Situs Al Imamain Al Hasanain Pusat Kajian Pemikiran dan Budaya Islam

Menjawab Soal-soal Seputar Syahadah Fatimah Zahra as (bagian3)

1 Pendapat 05.0 / 5

Khutbah Fadak dinukil oleh Syiah dan Ahlu Sunnah

Di mana saja referensi Khutbah Fadak? Apakah kitab-kitab Ahlu Sunnah juga menyebutkannya?

Khutbah Fadak disebutkan dalam kitab “Kasyful Ghummah Fi Ma’rifatil Aimmah” karya Ali bin Isa Arbali. Tentu saja, masih terdapat sumber-sumber lain yang menyebutkan khutbah ini. Terkait khutbah ini, Arbali menyatakan bahwa ia mengambilnya dari kitab “Saqifah” ulama Ahlu Sunnah terkemuka Abu Bakar Jauhari. Sangat disayangkan, kitab Saqifah ini telah lenyap, namun Ali bin Isa Arbali dan juga Ibnu Abil Hadid dalam kitab Syarah Nahujul Balaghah telah memanfaatkannya. Abu Bakar Jauhari juga menyebutkan khutbah ini dengan menukil dari Umar bin Syubbah. Artinya, khutbah Fadak ini terdapat dalam referensi-referensi Ahlu Sunnah yang dinukil oleh Syiah dan oleh Sunni.

Kenapa Imam Ali as tidak mengambil kembali Fadak saat kekhalifahan beliau?

Berdasarkan sebuah surat yang ditulis untuk Ibnu Abbas, Imam Ali as dan juga Ahlul Bait tidak menunjukkan ketertarikan terhadap Fadak sama sekali dan menuntut pengembaliannya, namun apa yang dilakukan ingin menunjukkan bahwa bila beliau mempermasalahkan pengambilan tersebut, bukan karena persoalan materinya, namun terdapat beberapa alasan yang lebih penting dari itu.
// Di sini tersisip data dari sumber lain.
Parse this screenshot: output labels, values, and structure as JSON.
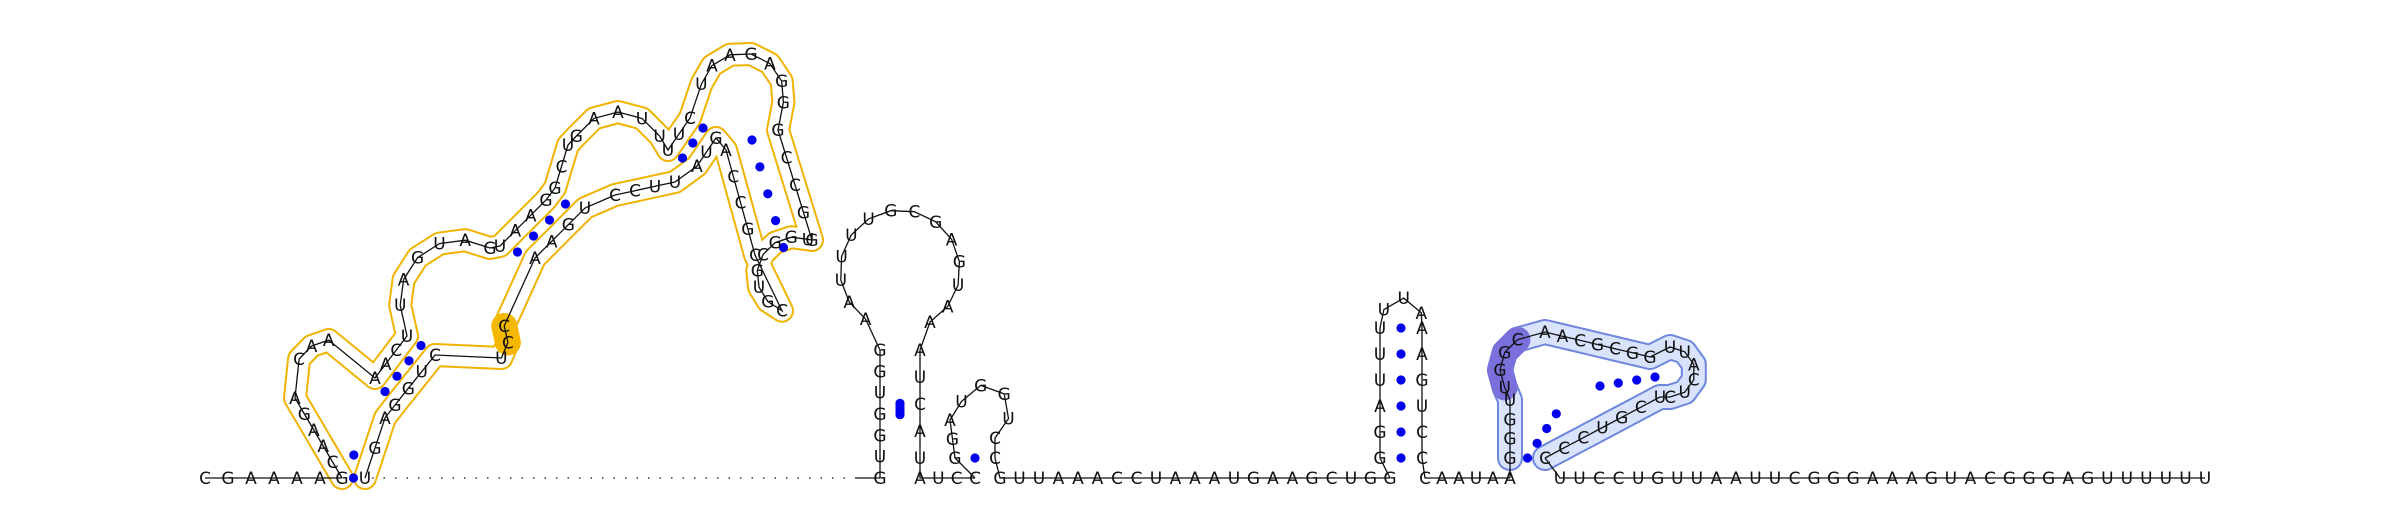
{
  "diagram": {
    "type": "rna-secondary-structure",
    "colors": {
      "nucleotide_text": "#111111",
      "backbone_link": "#111111",
      "base_pair_dot": "#0000ee",
      "highlight_orange_stroke": "#f0b400",
      "highlight_orange_fill": "#f5b800",
      "highlight_blue_stroke": "#6f86de",
      "highlight_blue_fill": "#d9e3fb",
      "highlight_purple_fill": "#7a70dc"
    },
    "strands": {
      "leader": [
        "C",
        "G",
        "A",
        "A",
        "A",
        "A"
      ],
      "stem1_bottom_left": [
        "G",
        "C",
        "A",
        "A",
        "G",
        "A"
      ],
      "loop1_left": [
        "C",
        "A",
        "A"
      ],
      "stem2_up": [
        "A",
        "A",
        "C",
        "U"
      ],
      "big_loop_top": [
        "U",
        "A",
        "G",
        "U",
        "A",
        "G"
      ],
      "stem3_up": [
        "U",
        "A",
        "A",
        "G"
      ],
      "loop3_left": [
        "G",
        "C",
        "U"
      ],
      "loop3_top": [
        "G",
        "A",
        "A",
        "U",
        "U"
      ],
      "stem4_up": [
        "U",
        "U",
        "C"
      ],
      "hairpin_top": [
        "U",
        "A",
        "A",
        "G",
        "A",
        "G",
        "G"
      ],
      "stem5_right": [
        "G",
        "C",
        "C",
        "G",
        "G"
      ],
      "small_loop": [
        "U",
        "G",
        "G",
        "C",
        "G",
        "U",
        "G",
        "C"
      ],
      "stem5_left": [
        "C",
        "G",
        "C",
        "C",
        "A"
      ],
      "stem4_down": [
        "G",
        "U",
        "A"
      ],
      "internal_right": [
        "U",
        "U",
        "C",
        "C"
      ],
      "stem3_down": [
        "U",
        "G",
        "A",
        "A"
      ],
      "bulge": [
        "C",
        "C",
        "U"
      ],
      "stem2_down": [
        "C",
        "U",
        "G",
        "G"
      ],
      "stem1_bottom_right": [
        "A",
        "G",
        "U"
      ],
      "single_strand_dots": 40,
      "hairpin_b_left": [
        "G",
        "U",
        "G",
        "G",
        "U",
        "G",
        "G"
      ],
      "hairpin_b_loop": [
        "A",
        "A",
        "U",
        "U",
        "U",
        "U",
        "G",
        "C",
        "G",
        "A",
        "G",
        "U",
        "A",
        "A"
      ],
      "hairpin_b_right": [
        "A",
        "U",
        "C",
        "A",
        "U"
      ],
      "spacer": [
        "A",
        "U",
        "C",
        "C"
      ],
      "hairpin_c_left": [
        "G",
        "G",
        "A"
      ],
      "hairpin_c_loop": [
        "U",
        "G",
        "G",
        "U"
      ],
      "hairpin_c_right": [
        "C",
        "C"
      ],
      "middle": [
        "G",
        "U",
        "U",
        "A",
        "A",
        "A",
        "C",
        "C",
        "U",
        "A",
        "A",
        "A",
        "U",
        "G",
        "A",
        "A",
        "G",
        "C",
        "U",
        "G",
        "G"
      ],
      "hairpin_d_left": [
        "G",
        "G",
        "A",
        "U",
        "U",
        "U"
      ],
      "hairpin_d_loop": [
        "U",
        "U",
        "A"
      ],
      "hairpin_d_right": [
        "A",
        "A",
        "G",
        "U",
        "C",
        "C"
      ],
      "spacer2": [
        "C",
        "A",
        "A",
        "U",
        "A",
        "A"
      ],
      "hairpin_e_left": [
        "G",
        "G",
        "G",
        "U"
      ],
      "hairpin_e_purple": [
        "U",
        "G",
        "G",
        "C"
      ],
      "hairpin_e_top": [
        "A",
        "A",
        "C",
        "G",
        "C",
        "G",
        "G"
      ],
      "hairpin_e_loop": [
        "U",
        "U",
        "A",
        "C",
        "U",
        "C"
      ],
      "hairpin_e_return": [
        "U",
        "C",
        "G",
        "U",
        "C",
        "C",
        "C"
      ],
      "trailer": [
        "U",
        "U",
        "C",
        "C",
        "U",
        "G",
        "U",
        "U",
        "A",
        "A",
        "U",
        "U",
        "C",
        "G",
        "G",
        "G",
        "A",
        "A",
        "A",
        "G",
        "U",
        "A",
        "C",
        "G",
        "G",
        "G",
        "A",
        "G",
        "U",
        "U",
        "U",
        "U",
        "U",
        "U"
      ]
    }
  }
}
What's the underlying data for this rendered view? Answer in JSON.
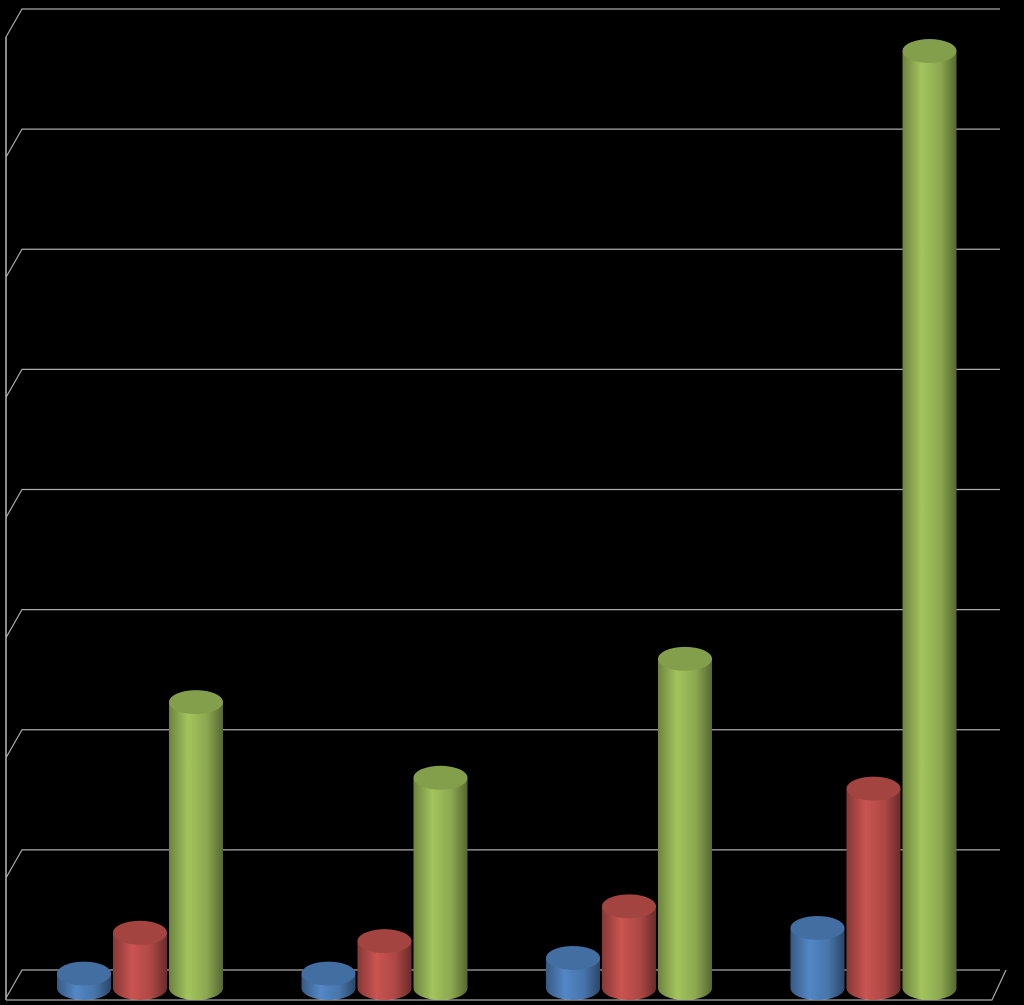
{
  "chart_data": {
    "type": "bar",
    "categories": [
      null,
      null,
      null,
      null
    ],
    "series": [
      {
        "color": "#4f81bd",
        "values": [
          0.12,
          0.12,
          0.25,
          0.5
        ]
      },
      {
        "color": "#c0504d",
        "values": [
          0.46,
          0.39,
          0.68,
          1.66
        ]
      },
      {
        "color": "#9bbb59",
        "values": [
          2.38,
          1.75,
          2.74,
          7.8
        ]
      }
    ],
    "ylim": [
      0,
      8
    ],
    "yticks": [
      0,
      1,
      2,
      3,
      4,
      5,
      6,
      7,
      8
    ],
    "grid": true
  }
}
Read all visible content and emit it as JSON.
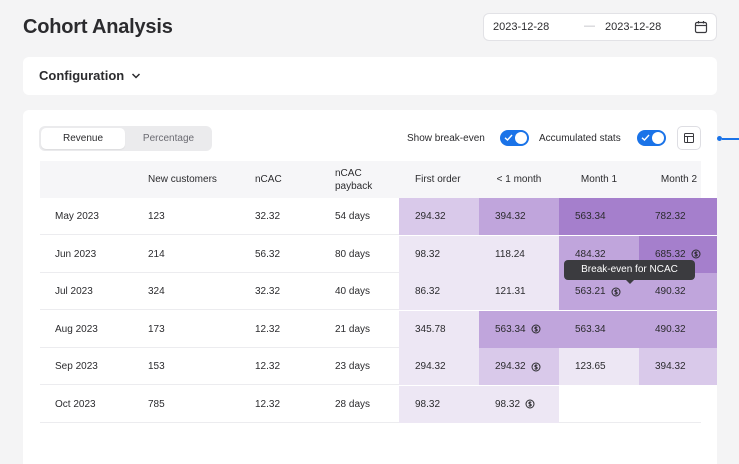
{
  "page": {
    "title": "Cohort Analysis"
  },
  "date_range": {
    "start": "2023-12-28",
    "separator": "—",
    "end": "2023-12-28",
    "icon": "calendar-icon"
  },
  "configuration": {
    "label": "Configuration",
    "icon": "chevron-down-icon"
  },
  "view_toggle": {
    "options": [
      "Revenue",
      "Percentage"
    ],
    "selected": "Revenue"
  },
  "controls": {
    "show_break_even": {
      "label": "Show break-even",
      "on": true
    },
    "accumulated_stats": {
      "label": "Accumulated stats",
      "on": true
    },
    "table_icon": "table-layout-icon"
  },
  "colors": {
    "accent": "#1a73e8",
    "heat_light": "#ede7f4",
    "heat_mid": "#d9c9ea",
    "heat_strong": "#c0a5dc",
    "heat_max": "#a57fcc"
  },
  "table": {
    "headers": [
      "",
      "New customers",
      "nCAC",
      "nCAC payback",
      "First order",
      "< 1 month",
      "Month 1",
      "Month 2"
    ],
    "rows": [
      {
        "cohort": "May 2023",
        "new_customers": "123",
        "ncac": "32.32",
        "payback": "54 days",
        "cells": [
          {
            "v": "294.32",
            "lvl": "mid",
            "be": false
          },
          {
            "v": "394.32",
            "lvl": "strong",
            "be": false
          },
          {
            "v": "563.34",
            "lvl": "max",
            "be": false
          },
          {
            "v": "782.32",
            "lvl": "max",
            "be": false
          }
        ]
      },
      {
        "cohort": "Jun 2023",
        "new_customers": "214",
        "ncac": "56.32",
        "payback": "80 days",
        "cells": [
          {
            "v": "98.32",
            "lvl": "light",
            "be": false
          },
          {
            "v": "118.24",
            "lvl": "light",
            "be": false
          },
          {
            "v": "484.32",
            "lvl": "strong",
            "be": false
          },
          {
            "v": "685.32",
            "lvl": "max",
            "be": true
          }
        ]
      },
      {
        "cohort": "Jul 2023",
        "new_customers": "324",
        "ncac": "32.32",
        "payback": "40 days",
        "cells": [
          {
            "v": "86.32",
            "lvl": "light",
            "be": false
          },
          {
            "v": "121.31",
            "lvl": "light",
            "be": false
          },
          {
            "v": "563.21",
            "lvl": "strong",
            "be": true
          },
          {
            "v": "490.32",
            "lvl": "strong",
            "be": false
          }
        ]
      },
      {
        "cohort": "Aug 2023",
        "new_customers": "173",
        "ncac": "12.32",
        "payback": "21 days",
        "cells": [
          {
            "v": "345.78",
            "lvl": "light",
            "be": false
          },
          {
            "v": "563.34",
            "lvl": "strong",
            "be": true
          },
          {
            "v": "563.34",
            "lvl": "strong",
            "be": false
          },
          {
            "v": "490.32",
            "lvl": "strong",
            "be": false
          }
        ]
      },
      {
        "cohort": "Sep 2023",
        "new_customers": "153",
        "ncac": "12.32",
        "payback": "23 days",
        "cells": [
          {
            "v": "294.32",
            "lvl": "light",
            "be": false
          },
          {
            "v": "294.32",
            "lvl": "mid",
            "be": true
          },
          {
            "v": "123.65",
            "lvl": "light",
            "be": false
          },
          {
            "v": "394.32",
            "lvl": "mid",
            "be": false
          }
        ]
      },
      {
        "cohort": "Oct 2023",
        "new_customers": "785",
        "ncac": "12.32",
        "payback": "28 days",
        "cells": [
          {
            "v": "98.32",
            "lvl": "light",
            "be": false
          },
          {
            "v": "98.32",
            "lvl": "light",
            "be": true
          }
        ]
      }
    ]
  },
  "tooltip": {
    "text": "Break-even for NCAC"
  }
}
Menurut ucapan Fatimah Zahra tentang Fadak, persoalan yang lebih penting dari pembahasan materinya adalah khilafah yang ingin beliau tuntut. Maka ketika tujuan tersebut tidak terwujud di masa itu, saat memegang khilafah, Ahlul Bait (Imam Ali) merasa tidak perlu lagi ingin mengambil kembali Fadak.

Fatimah Zahra memerangi bid’ah, penyimpangan dan pengkhianatan

Salah satu sisi kepribadian Fatimah Zahra as adalah aktifitas sosial politik beliau. Bagaimana aktifitas politik beliau dilakukan sepeninggal Nabi saw?

Pada jarak waktu singkat yang menurut Syiah maksimal hanya 3 bulan, langkah terpenting yang dilakukan Zahra adalah pembelaan terhadap wilayah atau imamah. Tentunya, langkah tersebut tidak dapat disebut sebagai sebuah gerakan politik murni, namun sebuah gerakan menghadapi bid’ah, penyimpangan dan pengkhianatan yang terjadi sepeninggal Nabi saw, yaitu penyingkiran dan perampasan wilayah atau imamah dari Ahlul Bait.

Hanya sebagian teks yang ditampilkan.